Kritiker fordern härtere Maßnahmen der SEC
Als Reaktion auf das Debakel machten große Kryptobörsen wie Binance ihre Vermögenswerte bekannt, um ihre Solvenz zu belegen. Diese Form des Nachweises sei "weder eine vollständige Bilanz der Vermögenswerte und Verbindlichkeiten eines Unternehmens noch entspricht sie dem Verbot von Kundengeldern gemäß den Wertpapiergesetzen," so Gensler. Die Praxis wird auch in der Krypto-Industrie aus denselben Gründen kritisiert, zum Beispiel von Jesse Powell, ehemaliger CEO der Krypto-Börse Kraken,
Kurz nach dem FTX-Crash entstand in der Branche die erste Furcht, dass die SEC ihre Linie gegen Krypto verschärfen könnte. So rief die US-Demokratin und Krypto-Gegnerin Elizabeth Warren kurz darauf zu "entschlosseneren Maßnahmen" gegen die Industrie auf. "Die SEC hat keine Gesetze geschaffen und hat nicht mit Katastrophen in der Branche gerechnet und versäumte es, die Verbraucher zu schützen.
Keine klare Kryptoregulierung
Die SEC führt bereits Klagen gegen mehrere große Unternehmen, darunter Ripple und Binance. Die Anschuldigung: Ihre Token seien illegale Wertpapiere. Nach Angaben der Finanzaufsicht gilt dies für fast alle sogenannten Altcoins. Wenn diese Position sich durchsetzt, könnten die meisten Unternehmen erhebliche Geldstrafen, aber möglicherweise auch Haftstrafen drohen. Eine klare Regulierung für Krypto in den USA fehlt jedoch noch. Anfang 2022 forderte der US-Präsident Joe Biden per Dekret einen rechtlichen Rahmen für die Branche.
Ist die SEC mitschuldig?
Die SEC steht nun unter Druck durch den FTX-Skandal. Der Generalstaatsanwalt der Behörde trat bereits zurück, nachdem Verwicklungen zwischen ihm und FTX-Gründer Sam Bankman-Fried bekannt wurden.

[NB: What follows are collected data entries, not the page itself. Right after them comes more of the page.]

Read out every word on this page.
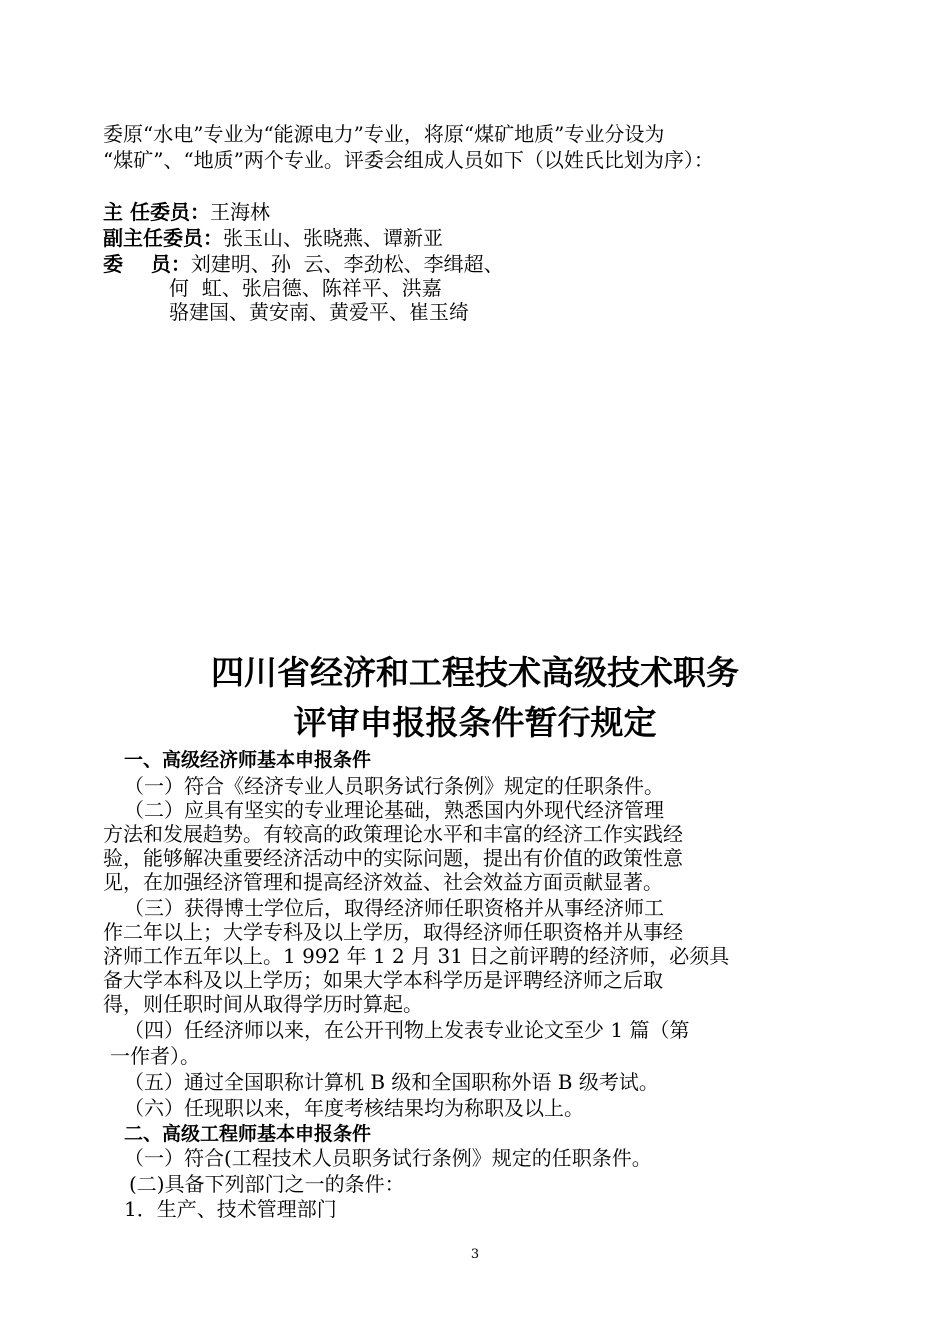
委原“水电”专业为“能源电力”专业，将原“煤矿地质”专业分设为
“煤矿”、“地质”两个专业。评委会组成人员如下（以姓氏比划为序）：
主 任委员：王海林
副主任委员：张玉山、张晓燕、谭新亚
委    员：刘建明、孙  云、李劲松、李缉超、
何  虹、张启德、陈祥平、洪嘉
骆建国、黄安南、黄爱平、崔玉绮
四川省经济和工程技术高级技术职务
评审申报报条件暂行规定
一、高级经济师基本申报条件
（一）符合《经济专业人员职务试行条例》规定的任职条件。
（二）应具有坚实的专业理论基础，熟悉国内外现代经济管理
方法和发展趋势。有较高的政策理论水平和丰富的经济工作实践经
验，能够解决重要经济活动中的实际问题，提出有价值的政策性意
见，在加强经济管理和提高经济效益、社会效益方面贡献显著。
（三）获得博士学位后，取得经济师任职资格并从事经济师工
作二年以上；大学专科及以上学历，取得经济师任职资格并从事经
济师工作五年以上。1 992 年 1 2 月 31 日之前评聘的经济师，必须具
备大学本科及以上学历；如果大学本科学历是评聘经济师之后取
得，则任职时间从取得学历时算起。
（四）任经济师以来，在公开刊物上发表专业论文至少 1 篇（第
一作者）。
（五）通过全国职称计算机 B 级和全国职称外语 B 级考试。
（六）任现职以来，年度考核结果均为称职及以上。
二、高级工程师基本申报条件
（一）符合(工程技术人员职务试行条例》规定的任职条件。
(二)具备下列部门之一的条件：
1．生产、技术管理部门
3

Einige US-Politiker sehen die SEC als mitschuldig an dem Unglück, zum Beispiel der republikanische Senator Tom Emmer. Gary Gensler sei verantwortlich für "scheiternde Regulierung" und müsse dem Kongress vorgeführt werden.

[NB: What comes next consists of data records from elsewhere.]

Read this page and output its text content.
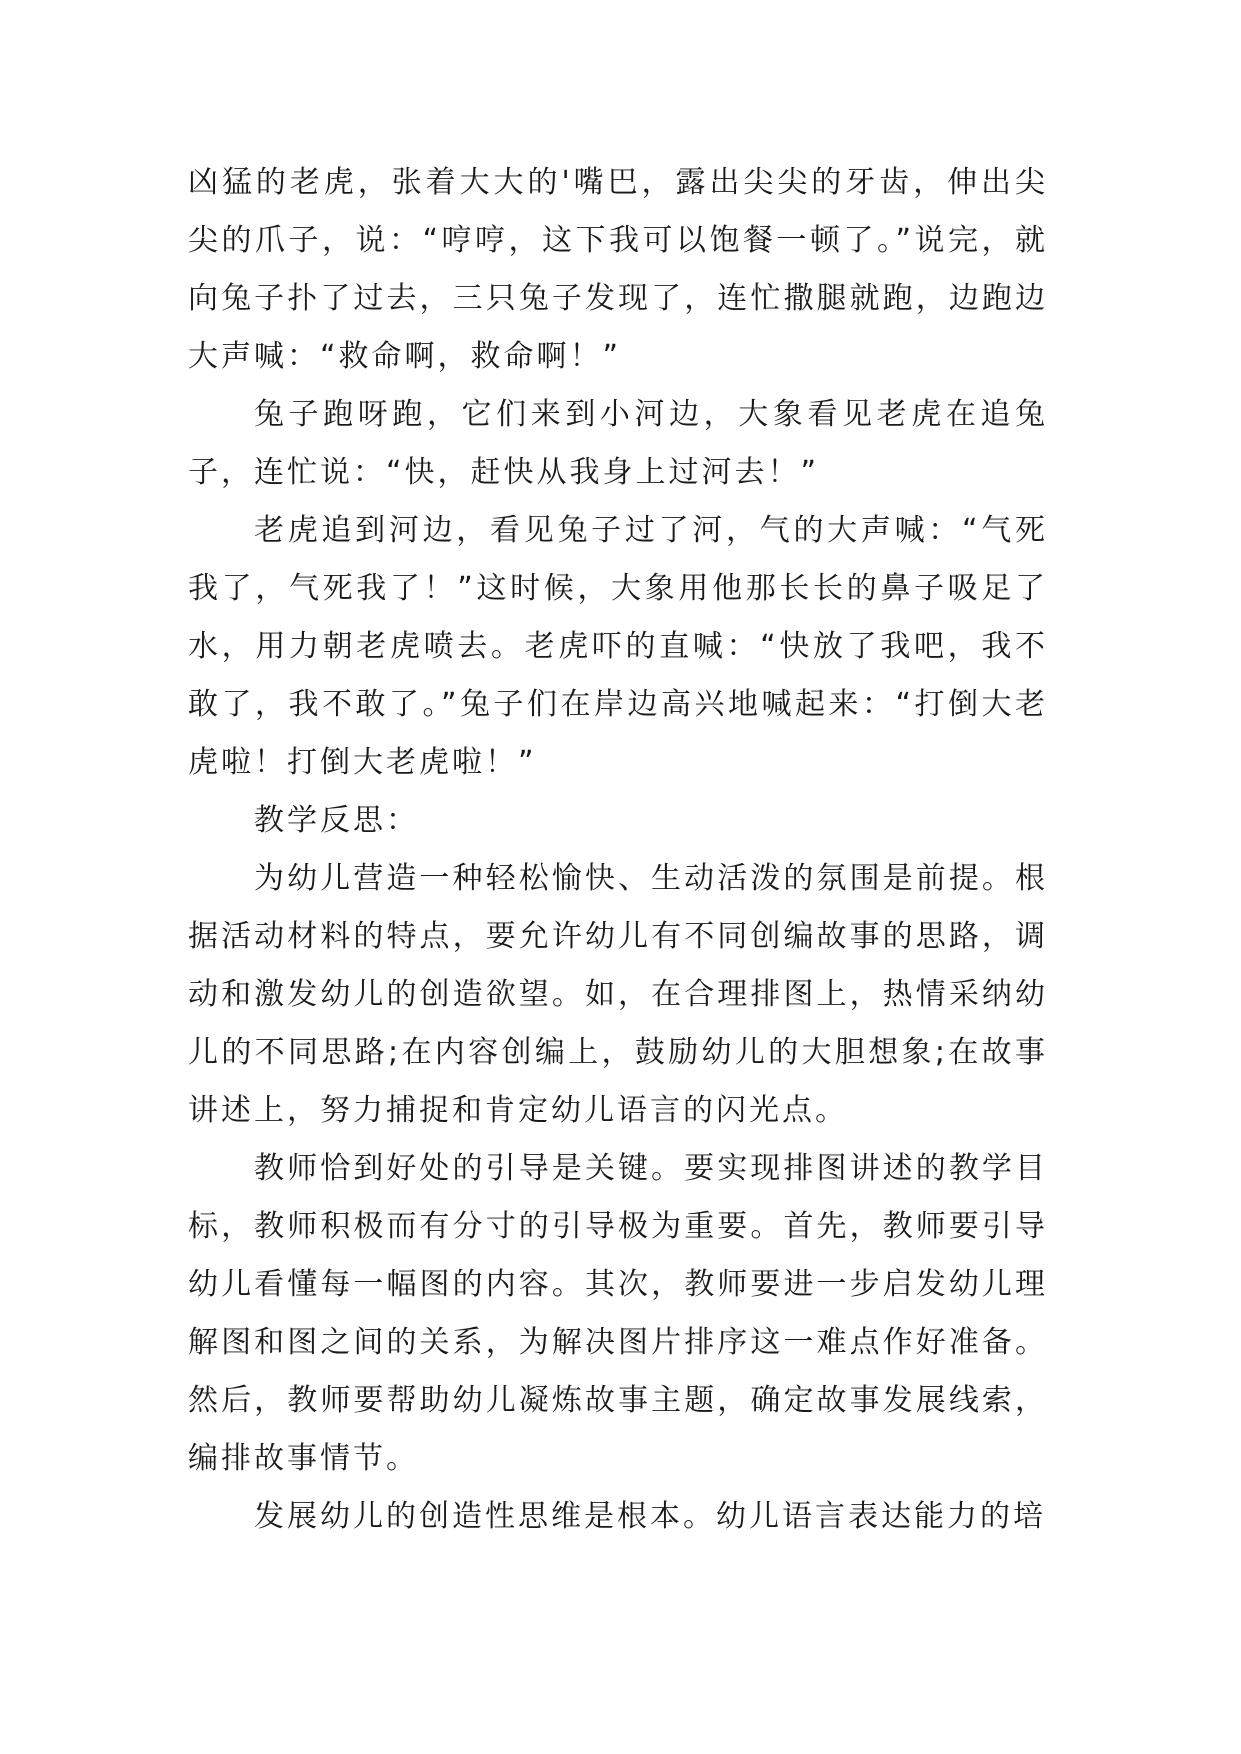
凶猛的老虎，张着大大的'嘴巴，露出尖尖的牙齿，伸出尖尖的爪子，说：“哼哼，这下我可以饱餐一顿了。”说完，就向兔子扑了过去，三只兔子发现了，连忙撒腿就跑，边跑边大声喊：“救命啊，救命啊！”

兔子跑呀跑，它们来到小河边，大象看见老虎在追兔子，连忙说：“快，赶快从我身上过河去！”

老虎追到河边，看见兔子过了河，气的大声喊：“气死我了，气死我了！”这时候，大象用他那长长的鼻子吸足了水，用力朝老虎喷去。老虎吓的直喊：“快放了我吧，我不敢了，我不敢了。”兔子们在岸边高兴地喊起来：“打倒大老虎啦！打倒大老虎啦！”

教学反思：

为幼儿营造一种轻松愉快、生动活泼的氛围是前提。根据活动材料的特点，要允许幼儿有不同创编故事的思路，调动和激发幼儿的创造欲望。如，在合理排图上，热情采纳幼儿的不同思路;在内容创编上，鼓励幼儿的大胆想象;在故事讲述上，努力捕捉和肯定幼儿语言的闪光点。

教师恰到好处的引导是关键。要实现排图讲述的教学目标，教师积极而有分寸的引导极为重要。首先，教师要引导幼儿看懂每一幅图的内容。其次，教师要进一步启发幼儿理解图和图之间的关系，为解决图片排序这一难点作好准备。然后，教师要帮助幼儿凝炼故事主题，确定故事发展线索，编排故事情节。

发展幼儿的创造性思维是根本。幼儿语言表达能力的培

Brian Armstrong, CEO der größten US-Kryptobörse, sieht ebenfalls Verantwortung bei der SEC. Ihre Passivität beim Schaffen gemässigter Regulierung habe dazu geführt, dass 95 Prozent der Kryptobörsen in regierungsfernen, ausländische Länder ausweichen. FTX war auf den Bahamas registriert. Es ergibt keinen Sinn, US-Unternehmen dafür zu bestrafen, dass sie scheiterten."